First, two key deleted scenes from the start of the film leave the entire premise feeling hollow. The scenes are offered as a special feature on the DVD. If I were to watch this movie again, I'd play these two deleted scenes where they should have been. First, the scene deleted after the conversation about the teen's father that opens the movie. Second, just minutes later the continuation of a scene talking with the coach in his office.

This has been a growing trend, for directors to cut key scenes that explain things at the start of the movie. In at least commentary tracks directors have said they 'just wanted to get on with the movie'. Well of course they might, since they know the story intimately. The viewer won't, and could use the background to make an emotional connection to the movie. Unless the movie is past the two hour mark, why consider cutting valuable scenes?

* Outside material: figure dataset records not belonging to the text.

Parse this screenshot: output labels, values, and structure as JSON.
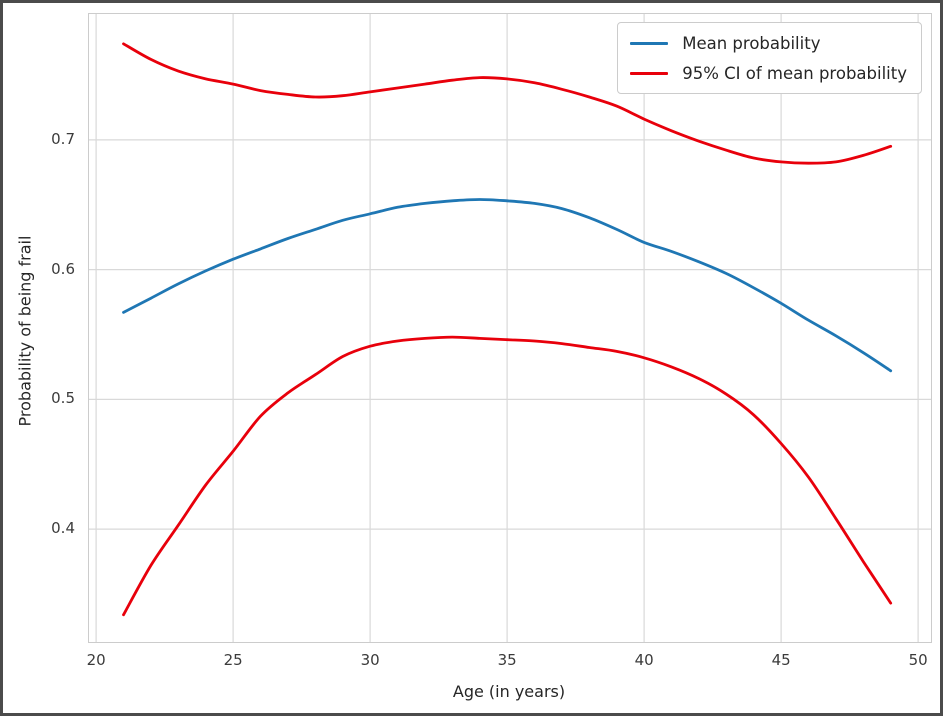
{
  "figure": {
    "background": "#ffffff",
    "border_color": "#4b4b4b"
  },
  "styles": {
    "grid_color": "#d9d9d9",
    "frame_color": "#cccccc",
    "text_color": "#262626",
    "tick_color": "#3b3b3b",
    "curve_width": 2.8
  },
  "chart_data": {
    "type": "line",
    "title": "",
    "xlabel": "Age (in years)",
    "ylabel": "Probability of being frail",
    "xlim": [
      19.74,
      50.47
    ],
    "ylim": [
      0.313,
      0.797
    ],
    "x_ticks": [
      20,
      25,
      30,
      35,
      40,
      45,
      50
    ],
    "y_ticks": [
      0.4,
      0.5,
      0.6,
      0.7
    ],
    "grid": true,
    "legend_position": "upper right",
    "x": [
      21,
      22,
      23,
      24,
      25,
      26,
      27,
      28,
      29,
      30,
      31,
      32,
      33,
      34,
      35,
      36,
      37,
      38,
      39,
      40,
      41,
      42,
      43,
      44,
      45,
      46,
      47,
      48,
      49
    ],
    "series": [
      {
        "name": "Mean probability",
        "color": "#1f77b4",
        "values": [
          0.567,
          0.578,
          0.589,
          0.599,
          0.608,
          0.616,
          0.624,
          0.631,
          0.638,
          0.643,
          0.648,
          0.651,
          0.653,
          0.654,
          0.653,
          0.651,
          0.647,
          0.64,
          0.631,
          0.621,
          0.614,
          0.606,
          0.597,
          0.586,
          0.574,
          0.561,
          0.549,
          0.536,
          0.522
        ]
      },
      {
        "name": "95% CI upper bound",
        "color": "#e8000b",
        "values": [
          0.774,
          0.762,
          0.753,
          0.747,
          0.743,
          0.738,
          0.735,
          0.733,
          0.734,
          0.737,
          0.74,
          0.743,
          0.746,
          0.748,
          0.747,
          0.744,
          0.739,
          0.733,
          0.726,
          0.716,
          0.707,
          0.699,
          0.692,
          0.686,
          0.683,
          0.682,
          0.683,
          0.688,
          0.695
        ]
      },
      {
        "name": "95% CI lower bound",
        "color": "#e8000b",
        "values": [
          0.334,
          0.372,
          0.403,
          0.434,
          0.46,
          0.487,
          0.505,
          0.519,
          0.533,
          0.541,
          0.545,
          0.547,
          0.548,
          0.547,
          0.546,
          0.545,
          0.543,
          0.54,
          0.537,
          0.532,
          0.525,
          0.516,
          0.504,
          0.488,
          0.466,
          0.44,
          0.408,
          0.375,
          0.343
        ]
      }
    ],
    "legend": [
      {
        "label": "Mean probability",
        "color": "#1f77b4"
      },
      {
        "label": "95% CI of mean probability",
        "color": "#e8000b"
      }
    ]
  }
}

Gosling and some of the other performances were great. Of course Gosling does great even in rotten movies like Murder By Numbers.

The wide screen was an overly wide aspect, I guess meant to highlight those beautiful outdoor scenes over the actors. It leaves barely enough room for actors' heads in places, and it made the brief shower scene no fun at all. To echo another comment, the sound was very poor in places. More than accents, it was bad mixing where sound jumped from soft whisphers to loud music then back. My finger ended up fiddling with the volume throughout.

In hindsight, I might watch The Slaughter Rule once, but it won't be worth watching even a second time.